Wirtin nach dem Einkauf dreist bestohlen. Beim Einräumen ins Auto wurde Angelika Vas Opfer eines Diebes. Als die Schwechaterin ihre Karten sperren ließ, zeigten sich die Bank wenig auskunftsfreudig.

Von Gerald Burggraf. Erstellt am 16. Juli 2021 (05:04)
Simmeringer Metro-Parkplatz
Am Simmeringer Metro-Parkplatz wurde Angelika Vas (kl. Bild) bestohlen.
Gerald Burggraf

Der routinemäßige Einkauf beim Metro-Markt in Simmering kam Angelika Vas teurer zu stehen, als ihr lieb ist. Als die Chefin des Gasthauses „Zur Goldenen Kette“ am Donnerstag ihren Einkauf ins Auto verfrachtete, griff ein dreister Dieb zu.
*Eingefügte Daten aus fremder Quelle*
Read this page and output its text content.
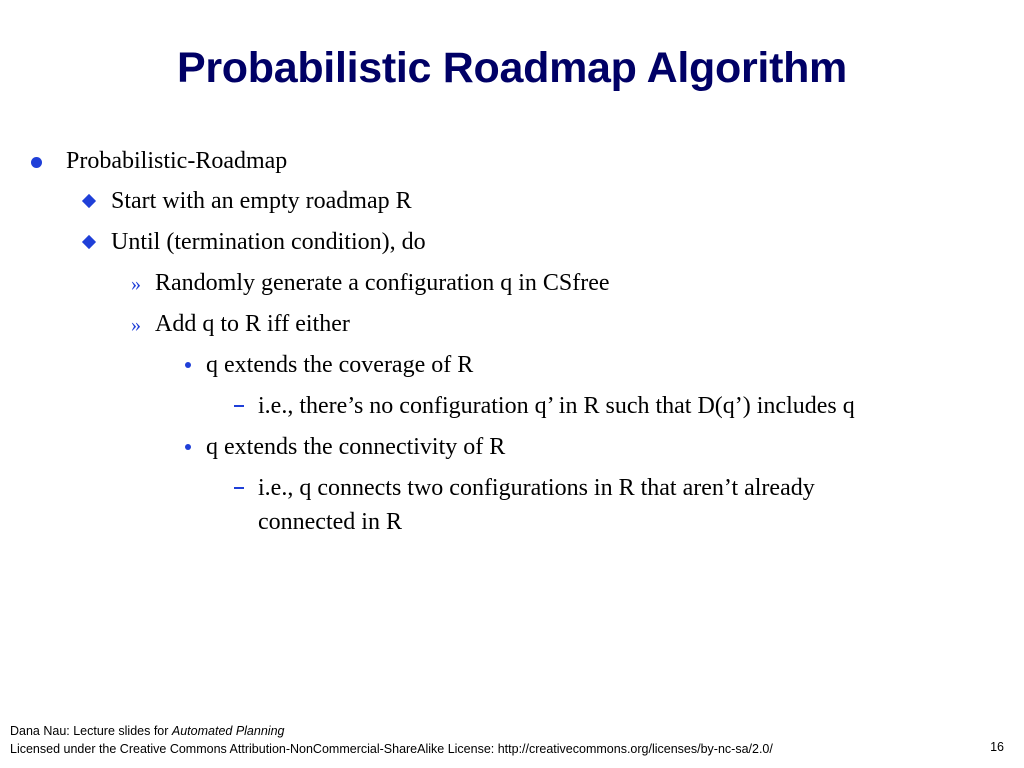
Probabilistic Roadmap Algorithm
Probabilistic-Roadmap
Start with an empty roadmap R
Until (termination condition), do
» Randomly generate a configuration q in CSfree
» Add q to R iff either
q extends the coverage of R
i.e., there’s no configuration q’ in R such that D(q’) includes q
q extends the connectivity of R
i.e., q connects two configurations in R that aren’t already
connected in R
Dana Nau: Lecture slides for Automated Planning
Licensed under the Creative Commons Attribution-NonCommercial-ShareAlike License: http://creativecommons.org/licenses/by-nc-sa/2.0/	16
Er ließ das im Auto abgelegte Bauchtascherl samt Geldbörse mitgehen. „Ich habe es aber erst bemerkt, als ich schon in Schwechat war“, erzählt Vas im NÖN-Gespräch.

Dieb wollte Geld abheben

Das war etwa 15 Minuten nach dem Diebstahl, erinnert sie sich. Umgehend ließ die Wirtin ihre Karten sperren. Und da die Überraschung: Der Mitarbeiter der Bank erzählte Vas, dass er eine Aktivität mit der Bankomatkarte auf seinem Bildschirm sehe.

Angelika Vas
Angelika Vas
Gerald Burggraf

„Er wollte aber nicht sagen wo. Er meinte, das geht aufgrund des Datenschutzes nicht. Das könne man nur der Polizei mitteilen“, erinnert sich die Gastronomin. Nach der Arbeit machte sie sich also auf den Weg zur Polizei und erstattete auf der Inspektion Sängergasse in Simmering – weil dort der Tatort war – Anzeige.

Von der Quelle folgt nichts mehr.